Data Medis yang Bocor Bisa Jadi 'Makanan Empuk'

Ilustrasi serangan siber.
Sumber :
  • KFGO.com

VIVA – Kementerian Kesehatan atau Kemenkes mengaku sedang menelusuri dugaan kebocoran data medis dari 6 juta pasien yang dijual di raid forum. Mereka tengah mengevaluasi permasalahan yang terjadi termasuk sistemnya.

Peneliti keamanan siber Alfons Tanujaya menilai tanggapan yang diberikan Kemenkes cukup cepat dan sudah mengalami kemajuan dibandingkan kasus sebelumnya.

"Hal ini patut diapresiasi dan diharapkan pengelola data segera mengindentifikasi penyebab kebocoran data lalu mengumumkan data apa saja yang bocor supaya pemilik data tidak menjadi korban eksploitasi," kata dia di Jakarta, Jumat, 7 Januari 2022.

Data medis yang bocor berisi keluhan pasien, surat rujukan Badan Penyelenggara Jaminan Sosial (BPJS) Kesehatan, laporan radiologi, hasil tes laboratorium dan surat persetujuan menjalani isolasi untuk COVID-19.

Kebocoran data juga menyertakan nomor induk kependudukan (NIK), anamnesis atau data keluhan utama pasien, diagnosis dengan kode ICD 10 atau pengkodean diagnosis internasional, alamat rumah, tanggal lahir hingga nomor ponsel.

Menurutnya, data medis yang bocor bisa disalahgunakan dan mengakibatkan kerugian besar bagi pemiliknya.

Jika pasien yang mengalami kebocoran data mengidap penyakit atau kondisi medis tertentu yang sifatnya rahasia, yang kemudian jika diketahui oleh publik akan mengakibatkan dirinya dijauhi atau diberhentikan dari pekerjaannya.

"Atau, foto medis pasien yang tidak pantas dilihat lalu disebarkan yang akan memberikan dampak psikologis yang berat bagi pasien. Ini hanya sedikit risiko sehubungan dengan rekam medis yang bocor. Belum terhitung data pribadi seperti nomor telepon dan data kependudukan. Yang jelas akan jadi sasaran eksploitasi," tegas Alfons.

Insiden ini bisa menjadi pembelajaran bagi pengelola data penting.

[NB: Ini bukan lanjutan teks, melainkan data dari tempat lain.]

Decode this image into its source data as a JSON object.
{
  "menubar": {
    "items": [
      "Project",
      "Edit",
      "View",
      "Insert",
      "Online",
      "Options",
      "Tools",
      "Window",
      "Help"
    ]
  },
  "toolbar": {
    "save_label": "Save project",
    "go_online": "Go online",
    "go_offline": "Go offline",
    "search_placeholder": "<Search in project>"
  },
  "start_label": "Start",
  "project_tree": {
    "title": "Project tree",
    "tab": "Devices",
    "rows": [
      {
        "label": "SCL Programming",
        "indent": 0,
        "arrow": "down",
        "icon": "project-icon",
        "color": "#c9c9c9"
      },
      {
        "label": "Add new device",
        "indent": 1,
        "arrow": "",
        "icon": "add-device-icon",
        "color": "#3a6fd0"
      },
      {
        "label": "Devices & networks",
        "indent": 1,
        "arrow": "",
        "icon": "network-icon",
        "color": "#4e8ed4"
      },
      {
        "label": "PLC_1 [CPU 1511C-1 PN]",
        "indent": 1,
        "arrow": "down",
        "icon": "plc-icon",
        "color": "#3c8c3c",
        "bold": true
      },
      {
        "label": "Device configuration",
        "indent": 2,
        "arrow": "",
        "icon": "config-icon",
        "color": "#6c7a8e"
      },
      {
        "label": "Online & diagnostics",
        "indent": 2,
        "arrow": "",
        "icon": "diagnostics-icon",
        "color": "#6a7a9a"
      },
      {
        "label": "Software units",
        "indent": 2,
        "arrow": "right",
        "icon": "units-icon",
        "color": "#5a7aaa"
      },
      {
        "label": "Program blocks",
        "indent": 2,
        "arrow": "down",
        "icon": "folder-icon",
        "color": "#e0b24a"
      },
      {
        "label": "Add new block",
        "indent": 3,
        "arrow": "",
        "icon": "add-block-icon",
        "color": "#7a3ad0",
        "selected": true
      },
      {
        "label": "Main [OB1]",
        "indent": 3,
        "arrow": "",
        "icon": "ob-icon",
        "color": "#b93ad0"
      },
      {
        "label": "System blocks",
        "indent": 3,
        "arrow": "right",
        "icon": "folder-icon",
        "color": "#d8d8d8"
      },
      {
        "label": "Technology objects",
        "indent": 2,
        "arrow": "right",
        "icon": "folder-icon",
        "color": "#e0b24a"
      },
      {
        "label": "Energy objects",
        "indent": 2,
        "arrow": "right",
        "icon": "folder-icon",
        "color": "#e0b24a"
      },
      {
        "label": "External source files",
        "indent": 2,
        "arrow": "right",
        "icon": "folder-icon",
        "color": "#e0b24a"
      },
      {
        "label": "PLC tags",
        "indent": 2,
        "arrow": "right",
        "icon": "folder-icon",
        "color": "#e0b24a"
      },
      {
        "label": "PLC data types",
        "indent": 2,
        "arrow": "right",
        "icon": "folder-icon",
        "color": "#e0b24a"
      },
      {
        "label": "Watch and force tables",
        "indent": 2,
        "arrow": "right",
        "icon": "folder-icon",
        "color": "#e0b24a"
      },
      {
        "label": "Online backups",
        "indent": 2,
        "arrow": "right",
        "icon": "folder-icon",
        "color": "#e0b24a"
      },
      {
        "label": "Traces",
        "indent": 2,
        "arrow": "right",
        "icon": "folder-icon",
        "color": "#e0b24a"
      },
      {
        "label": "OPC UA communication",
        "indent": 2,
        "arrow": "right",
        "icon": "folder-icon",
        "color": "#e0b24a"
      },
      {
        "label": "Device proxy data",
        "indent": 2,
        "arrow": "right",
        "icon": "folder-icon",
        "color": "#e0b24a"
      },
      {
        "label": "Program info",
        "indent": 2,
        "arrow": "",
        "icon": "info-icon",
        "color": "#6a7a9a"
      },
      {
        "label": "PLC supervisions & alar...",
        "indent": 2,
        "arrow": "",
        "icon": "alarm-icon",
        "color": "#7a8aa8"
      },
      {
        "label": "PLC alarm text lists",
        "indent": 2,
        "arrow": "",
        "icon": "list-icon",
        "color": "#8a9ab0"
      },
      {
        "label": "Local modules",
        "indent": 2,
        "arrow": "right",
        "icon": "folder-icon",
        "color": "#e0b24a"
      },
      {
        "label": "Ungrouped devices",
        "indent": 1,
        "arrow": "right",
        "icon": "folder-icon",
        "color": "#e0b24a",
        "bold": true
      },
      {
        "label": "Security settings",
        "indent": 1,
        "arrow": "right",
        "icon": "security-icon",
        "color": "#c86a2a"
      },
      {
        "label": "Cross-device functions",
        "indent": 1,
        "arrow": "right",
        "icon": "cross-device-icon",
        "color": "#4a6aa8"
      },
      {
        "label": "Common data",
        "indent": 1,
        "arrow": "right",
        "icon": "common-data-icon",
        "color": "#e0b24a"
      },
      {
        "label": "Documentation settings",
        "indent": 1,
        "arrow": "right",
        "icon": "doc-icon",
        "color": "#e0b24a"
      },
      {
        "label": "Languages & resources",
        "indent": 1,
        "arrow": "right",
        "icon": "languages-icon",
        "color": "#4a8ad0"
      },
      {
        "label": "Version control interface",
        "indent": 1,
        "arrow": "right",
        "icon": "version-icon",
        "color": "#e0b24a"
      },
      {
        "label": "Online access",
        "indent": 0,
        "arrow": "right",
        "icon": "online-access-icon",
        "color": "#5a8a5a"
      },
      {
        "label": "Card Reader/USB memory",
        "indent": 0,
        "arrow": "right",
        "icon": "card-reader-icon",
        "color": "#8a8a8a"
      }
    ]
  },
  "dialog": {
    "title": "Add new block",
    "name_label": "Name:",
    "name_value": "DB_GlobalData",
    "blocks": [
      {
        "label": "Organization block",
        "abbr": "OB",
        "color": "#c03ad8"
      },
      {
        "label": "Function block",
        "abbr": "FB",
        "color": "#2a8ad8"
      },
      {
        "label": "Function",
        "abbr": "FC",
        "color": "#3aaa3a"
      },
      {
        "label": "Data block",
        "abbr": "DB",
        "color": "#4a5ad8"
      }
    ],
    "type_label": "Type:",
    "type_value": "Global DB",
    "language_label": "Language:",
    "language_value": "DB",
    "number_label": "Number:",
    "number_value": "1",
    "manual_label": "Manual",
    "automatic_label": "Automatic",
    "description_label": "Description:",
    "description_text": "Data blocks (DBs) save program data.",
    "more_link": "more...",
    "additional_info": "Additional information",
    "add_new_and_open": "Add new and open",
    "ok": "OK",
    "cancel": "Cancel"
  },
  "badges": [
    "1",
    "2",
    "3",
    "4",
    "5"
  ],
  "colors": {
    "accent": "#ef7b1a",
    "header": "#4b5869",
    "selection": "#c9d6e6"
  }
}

Pengamanan data tidak hanya cukup dilakukan dari sisi perlindungan terhadap penyanderaan data yang dapat mengembalikan data sekalipun di enkripsi ransomware.

Data penting juga harus dilindungi dari aksi extortionware, di mana jika korbannya tetap tidak mau membayar karena memiliki backup data, maka data yang berhasil diretas diancam untuk disebarkan ke publik jika pengelola data tidak membayar uang tebusan yang diminta.

"Langkah antisipasi yang tepat harus dilakukan seperti mengenkripsi database sensitif di server sehingga sekalipun berhasil diretas tetap tidak akan bisa dibuka atau mengimplementasikan Data Loss Prevention (DLP)," jelas Alfons.